Shlomo Bohbot (שלמה בוחבוט; born 8 November 1942) is an Israeli politician who was mayor of Ma'alot-Tarshiha from 1976 until 2018 and also served as a member of the Knesset for the Labor Party between 1992 and 1996.

==Biography==
Born in Morocco in 1942, Bohbot made aliyah to Israel in 1954 under the Youth Aliyah programme. Between 1963 and 1971 he worked in the social services department of Ma'alot-Tarshiha local council. He was elected to the municipal council in 1974, and became head of the municipal council in 1976, a post equivalent to mayor. When Ma'alot-Tarshiha became a city in 1995, Bohbot continued as mayor, and held the post until defeated by Arkady Pomerantz in the 2018 local elections.
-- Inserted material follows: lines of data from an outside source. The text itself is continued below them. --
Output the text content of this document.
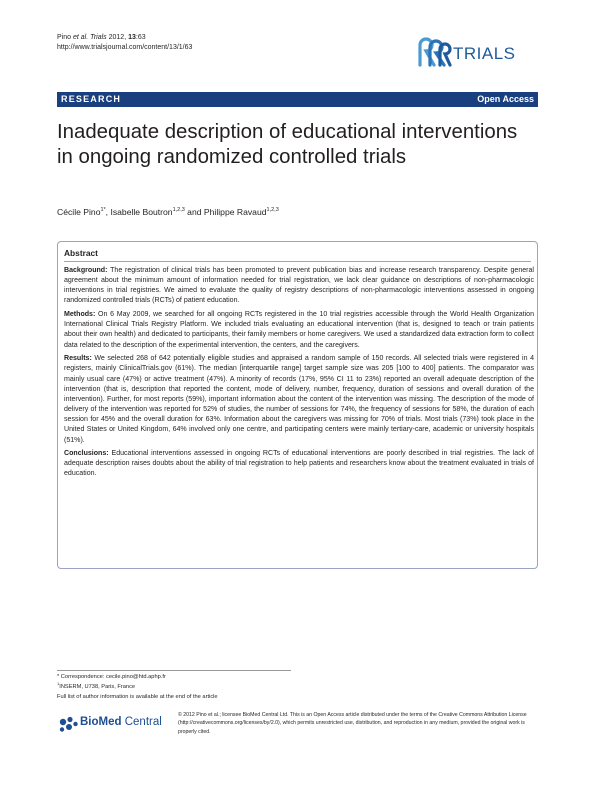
Pino et al. Trials 2012, 13:63
http://www.trialsjournal.com/content/13/1/63	TRIALS
RESEARCH	Open Access
Inadequate description of educational interventions in ongoing randomized controlled trials
Cécile Pino$^{1*}$, Isabelle Boutron$^{1,2,3}$ and Philippe Ravaud$^{1,2,3}$
Abstract

Background: The registration of clinical trials has been promoted to prevent publication bias and increase research transparency. Despite general agreement about the minimum amount of information needed for trial registration, we lack clear guidance on descriptions of non-pharmacologic interventions in trial registries. We aimed to evaluate the quality of registry descriptions of non-pharmacologic interventions assessed in ongoing randomized controlled trials (RCTs) of patient education.

Methods: On 6 May 2009, we searched for all ongoing RCTs registered in the 10 trial registries accessible through the World Health Organization International Clinical Trials Registry Platform. We included trials evaluating an educational intervention (that is, designed to teach or train patients about their own health) and dedicated to participants, their family members or home caregivers. We used a standardized data extraction form to collect data related to the description of the experimental intervention, the centers, and the caregivers.

Results: We selected 268 of 642 potentially eligible studies and appraised a random sample of 150 records. All selected trials were registered in 4 registers, mainly ClinicalTrials.gov (61%). The median [interquartile range] target sample size was 205 [100 to 400] patients. The comparator was mainly usual care (47%) or active treatment (47%). A minority of records (17%, 95% CI 11 to 23%) reported an overall adequate description of the intervention (that is, description that reported the content, mode of delivery, number, frequency, duration of sessions and overall duration of the intervention). Further, for most reports (59%), important information about the content of the intervention was missing. The description of the mode of delivery of the intervention was reported for 52% of studies, the number of sessions for 74%, the frequency of sessions for 58%, the duration of each session for 45% and the overall duration for 63%. Information about the caregivers was missing for 70% of trials. Most trials (73%) took place in the United States or United Kingdom, 64% involved only one centre, and participating centers were mainly tertiary-care, academic or university hospitals (51%).

Conclusions: Educational interventions assessed in ongoing RCTs of educational interventions are poorly described in trial registries. The lack of adequate description raises doubts about the ability of trial registration to help patients and researchers know about the treatment evaluated in trials of education.

* Correspondence: cecile.pino@htd.aphp.fr
$^1$INSERM, U738, Paris, France
Full list of author information is available at the end of the article
BioMed Central
© 2012 Pino et al.; licensee BioMed Central Ltd. This is an Open Access article distributed under the terms of the Creative Commons Attribution License (http://creativecommons.org/licenses/by/2.0), which permits unrestricted use, distribution, and reproduction in any medium, provided the original work is properly cited.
He also served as deputy chairman of the Development town forum.

Bohbot joined Ezer Weizman's Yahad party, and was fifth on its list for the 1984 elections, although the party won only three seats. He later joined the Labor Party, and in 1992 he was elected to the Knesset on its list. He lost his seat in the 1996 elections due to a new law which prevented mayors from also serving in the Knesset. In 2006 he left the Labor Party to join Kadima, but left the new party the following year. In 2009 he became head of the Local Government Centre, a position in which he served until 2014.